#fürneuss

Startseite
Junge Union und Bürgermeister diskutierten

Plädoyer für die freie Kunstszene

27.03.2002 1 Minute Lesezeit
Neuß-Grevenbroicher Zeitung vom 27.3.2002

Mitte der 80er Jahre, so Carsten Greiwe, habe die Kultur in Neuss einen "gewaltigen Innovationsschub" erfahren. Ohne den Namen des damaligen Kulturdezernenten und späteren Stadtdirektors Hans-Heinrich Grosse-Brockhoff zu nennen, lenkte Greiwe den Blick auf die Initiativen des heutigen Düsseldorfer Stadtdirektors, der in Neuss kulturpolitische Nischen ausgestaltete.

Dafür stehen unter anderem das Kulturforum "Alte Post" und das "Globe" mit dem Shakespeare-Festival. Die Phase der Innovationen sei vorbei. Jetzt gehe es darum, so der kulturpolitische Sprecher der CDU-Ratsfraktion, den Bestand zu pflegen. Greiwe war gemeinsam mit Bürgermeister Herbert Napp zu Fragen der Kulturpolitik in Neuss bei der so genannten JU-Fraktion zu Gast. Napp stimmte Greiwe in der Beurteilung zu, wobei er auch die geplante Museums-Erweiterung zur Bestandspflege zählte.

Für "wesentliche Neuerungen" sei allerdings kein Geld vorhanden. So beklagte Greiwe einen "Investitionsstau" beim Stadtarchiv. Dies gelte dort insbesondere für den Brandschutz. Angesichts knapper städtischer Finanzmittel und vor dem Hintergrund, dass in den vergangenen sechs Jahren bereits elf Millionen Mark im Kulturbereich eingespart worden seien, warnte Napp davor, bei notwendigem Kostenmanagement mit dem "Rasenmäher" die städtischen Ansätze zu reduzieren.
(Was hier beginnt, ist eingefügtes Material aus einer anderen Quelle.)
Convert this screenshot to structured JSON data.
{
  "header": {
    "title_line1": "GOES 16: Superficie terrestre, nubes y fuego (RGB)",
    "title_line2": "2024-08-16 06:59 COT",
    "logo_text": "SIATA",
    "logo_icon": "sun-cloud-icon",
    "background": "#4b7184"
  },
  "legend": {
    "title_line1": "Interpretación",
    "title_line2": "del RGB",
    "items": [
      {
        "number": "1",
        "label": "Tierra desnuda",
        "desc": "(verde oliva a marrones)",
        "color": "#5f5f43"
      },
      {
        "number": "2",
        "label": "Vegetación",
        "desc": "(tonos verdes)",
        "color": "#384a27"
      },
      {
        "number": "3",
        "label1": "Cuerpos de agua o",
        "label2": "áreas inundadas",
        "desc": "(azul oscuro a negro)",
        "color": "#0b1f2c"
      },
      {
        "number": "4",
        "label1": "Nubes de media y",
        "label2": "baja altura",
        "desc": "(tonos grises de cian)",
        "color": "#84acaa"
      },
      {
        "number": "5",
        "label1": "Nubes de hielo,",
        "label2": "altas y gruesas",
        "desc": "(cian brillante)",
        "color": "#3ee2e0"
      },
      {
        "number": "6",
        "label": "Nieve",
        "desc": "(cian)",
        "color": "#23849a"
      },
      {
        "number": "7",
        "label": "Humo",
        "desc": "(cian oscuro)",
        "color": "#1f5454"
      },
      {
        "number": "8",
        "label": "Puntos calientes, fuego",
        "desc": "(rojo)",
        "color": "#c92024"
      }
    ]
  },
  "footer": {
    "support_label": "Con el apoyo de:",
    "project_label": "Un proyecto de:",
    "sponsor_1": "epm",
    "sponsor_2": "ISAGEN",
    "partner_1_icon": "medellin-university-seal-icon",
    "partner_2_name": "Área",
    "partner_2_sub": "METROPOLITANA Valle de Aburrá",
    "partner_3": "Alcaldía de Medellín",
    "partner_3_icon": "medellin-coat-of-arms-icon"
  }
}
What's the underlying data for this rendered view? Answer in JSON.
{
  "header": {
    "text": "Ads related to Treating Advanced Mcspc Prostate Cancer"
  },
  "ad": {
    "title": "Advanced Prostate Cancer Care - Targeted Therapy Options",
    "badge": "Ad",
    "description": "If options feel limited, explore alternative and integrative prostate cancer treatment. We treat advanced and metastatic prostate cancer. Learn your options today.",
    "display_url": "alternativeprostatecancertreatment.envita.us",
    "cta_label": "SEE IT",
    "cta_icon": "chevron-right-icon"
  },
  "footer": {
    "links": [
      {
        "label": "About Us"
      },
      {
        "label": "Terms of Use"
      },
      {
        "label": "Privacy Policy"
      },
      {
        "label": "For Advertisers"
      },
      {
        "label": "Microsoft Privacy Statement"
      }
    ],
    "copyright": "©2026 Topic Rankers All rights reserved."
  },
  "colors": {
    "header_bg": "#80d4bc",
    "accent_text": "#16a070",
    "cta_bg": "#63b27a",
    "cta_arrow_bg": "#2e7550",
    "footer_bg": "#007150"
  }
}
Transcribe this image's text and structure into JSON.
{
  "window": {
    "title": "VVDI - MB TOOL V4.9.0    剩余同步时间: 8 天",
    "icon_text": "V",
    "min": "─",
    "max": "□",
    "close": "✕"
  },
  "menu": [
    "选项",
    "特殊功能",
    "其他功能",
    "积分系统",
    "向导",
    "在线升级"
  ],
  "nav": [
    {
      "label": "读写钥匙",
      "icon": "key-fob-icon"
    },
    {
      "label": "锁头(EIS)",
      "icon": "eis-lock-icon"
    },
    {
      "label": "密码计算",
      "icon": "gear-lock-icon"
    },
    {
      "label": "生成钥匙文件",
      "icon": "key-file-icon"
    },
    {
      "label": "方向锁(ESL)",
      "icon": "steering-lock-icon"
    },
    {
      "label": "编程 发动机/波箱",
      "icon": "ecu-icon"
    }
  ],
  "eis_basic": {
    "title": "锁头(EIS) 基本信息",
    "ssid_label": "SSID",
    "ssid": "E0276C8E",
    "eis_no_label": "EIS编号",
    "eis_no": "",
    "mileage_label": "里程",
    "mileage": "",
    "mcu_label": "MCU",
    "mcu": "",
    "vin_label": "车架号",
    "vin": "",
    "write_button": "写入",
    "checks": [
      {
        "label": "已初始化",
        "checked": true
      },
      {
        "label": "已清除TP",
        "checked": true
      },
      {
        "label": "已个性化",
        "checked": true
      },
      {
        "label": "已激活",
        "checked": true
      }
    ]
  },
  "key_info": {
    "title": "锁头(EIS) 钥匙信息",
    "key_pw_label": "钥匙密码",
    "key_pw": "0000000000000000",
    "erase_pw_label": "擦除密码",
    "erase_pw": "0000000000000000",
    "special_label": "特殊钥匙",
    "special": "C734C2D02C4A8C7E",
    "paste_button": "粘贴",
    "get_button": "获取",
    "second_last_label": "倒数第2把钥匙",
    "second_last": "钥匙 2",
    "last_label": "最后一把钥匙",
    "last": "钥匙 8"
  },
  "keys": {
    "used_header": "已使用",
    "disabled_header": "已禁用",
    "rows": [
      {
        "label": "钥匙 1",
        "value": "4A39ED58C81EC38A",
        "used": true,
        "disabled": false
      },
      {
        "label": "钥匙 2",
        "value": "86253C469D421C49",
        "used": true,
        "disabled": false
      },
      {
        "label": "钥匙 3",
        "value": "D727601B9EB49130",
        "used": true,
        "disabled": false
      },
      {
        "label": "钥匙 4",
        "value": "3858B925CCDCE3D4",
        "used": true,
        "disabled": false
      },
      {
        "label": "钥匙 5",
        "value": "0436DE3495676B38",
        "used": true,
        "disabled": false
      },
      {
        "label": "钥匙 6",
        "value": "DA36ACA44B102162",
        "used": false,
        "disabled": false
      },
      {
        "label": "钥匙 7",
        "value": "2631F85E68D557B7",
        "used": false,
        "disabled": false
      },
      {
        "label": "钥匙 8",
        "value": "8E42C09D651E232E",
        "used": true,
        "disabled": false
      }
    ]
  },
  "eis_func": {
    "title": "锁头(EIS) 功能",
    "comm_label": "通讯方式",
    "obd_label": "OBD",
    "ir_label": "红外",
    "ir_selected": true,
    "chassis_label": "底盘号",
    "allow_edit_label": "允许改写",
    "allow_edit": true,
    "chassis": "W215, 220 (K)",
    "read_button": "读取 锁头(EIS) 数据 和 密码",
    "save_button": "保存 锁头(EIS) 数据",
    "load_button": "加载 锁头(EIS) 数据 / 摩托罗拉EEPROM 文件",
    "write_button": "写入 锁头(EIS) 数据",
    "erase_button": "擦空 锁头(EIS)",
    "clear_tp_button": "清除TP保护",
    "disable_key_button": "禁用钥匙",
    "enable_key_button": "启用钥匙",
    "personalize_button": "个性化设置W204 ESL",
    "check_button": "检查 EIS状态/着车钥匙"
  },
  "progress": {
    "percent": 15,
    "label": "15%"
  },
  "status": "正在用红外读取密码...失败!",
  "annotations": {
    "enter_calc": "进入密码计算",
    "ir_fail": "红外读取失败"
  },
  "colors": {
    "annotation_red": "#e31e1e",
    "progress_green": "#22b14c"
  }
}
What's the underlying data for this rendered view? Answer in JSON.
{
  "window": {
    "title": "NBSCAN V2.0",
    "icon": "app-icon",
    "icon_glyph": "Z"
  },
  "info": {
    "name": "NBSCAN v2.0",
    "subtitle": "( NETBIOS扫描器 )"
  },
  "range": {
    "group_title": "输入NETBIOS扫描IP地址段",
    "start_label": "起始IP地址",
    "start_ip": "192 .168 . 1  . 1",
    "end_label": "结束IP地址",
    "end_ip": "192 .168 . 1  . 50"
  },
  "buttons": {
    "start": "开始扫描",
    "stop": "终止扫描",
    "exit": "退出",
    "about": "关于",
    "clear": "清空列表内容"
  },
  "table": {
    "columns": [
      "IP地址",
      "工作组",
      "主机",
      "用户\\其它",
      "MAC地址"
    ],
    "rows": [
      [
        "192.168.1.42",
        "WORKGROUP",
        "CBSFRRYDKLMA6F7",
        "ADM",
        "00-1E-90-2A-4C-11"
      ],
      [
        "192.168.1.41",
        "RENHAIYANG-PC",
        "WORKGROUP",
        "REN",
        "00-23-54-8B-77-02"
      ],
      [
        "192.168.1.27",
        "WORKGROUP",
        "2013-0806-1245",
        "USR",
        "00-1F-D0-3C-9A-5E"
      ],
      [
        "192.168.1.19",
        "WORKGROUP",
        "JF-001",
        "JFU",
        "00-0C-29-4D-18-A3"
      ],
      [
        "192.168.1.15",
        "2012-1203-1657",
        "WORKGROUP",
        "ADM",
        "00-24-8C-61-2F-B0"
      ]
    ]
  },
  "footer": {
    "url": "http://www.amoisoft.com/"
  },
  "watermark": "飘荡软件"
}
Es sei Aufgabe der Politik, Prioritäten zu setzen und Budgets flexibler zu handhaben. Es sei Aufgabe der Verwaltung, entsprechende Vorschläge zu formulieren: "Der Rat hat zu entscheiden, ob er ein Kulturprojekt auch aus dem Sporttopf finanziert - und umgekehrt." Napp und Greiwe plädierten - unter der guten Moderation von Jan-Philipp Büchler - unisono für eine stärkere Beachtung der "freien Kunstszene", die sich in "hoher Qualität" im Theater am Schlachthof (TaS) präsentiere.

Beide Christdemokraten räumten aber auch Vorbehalte innerhalb der Neusser CDU gegenüber dieser "freien Kunstszene" ein. Wer mit dem Hinweis, "dort engagiert sich nicht unser Klientel", auf Distanz zum TaS gehe, der schlage den Holzweg ein. Napp forderte vielmehr zum TaS-Besuch auf; Greiwe empfahl Diskussionen mit den Künstlern. Auch Graffiti-Künstler sollten weiterhin in Neuss arbeiten können.

Daher sei es richtig, dass am Konrad-Adenauer-Ring und an der Aurinstraße legale "Kunsträume" geschaffen wurden. Mit Nachdruck sprach sich der Bürgermeister für den Aufbau des geplanten Schützenmuseums aus. Diese Einrichtung sei wichtig für die Stadt, sinnvoll auf der Kulturmeile Oberstraße platziert, "aber auch anderswo denkbar, ehe es gar nicht kommt".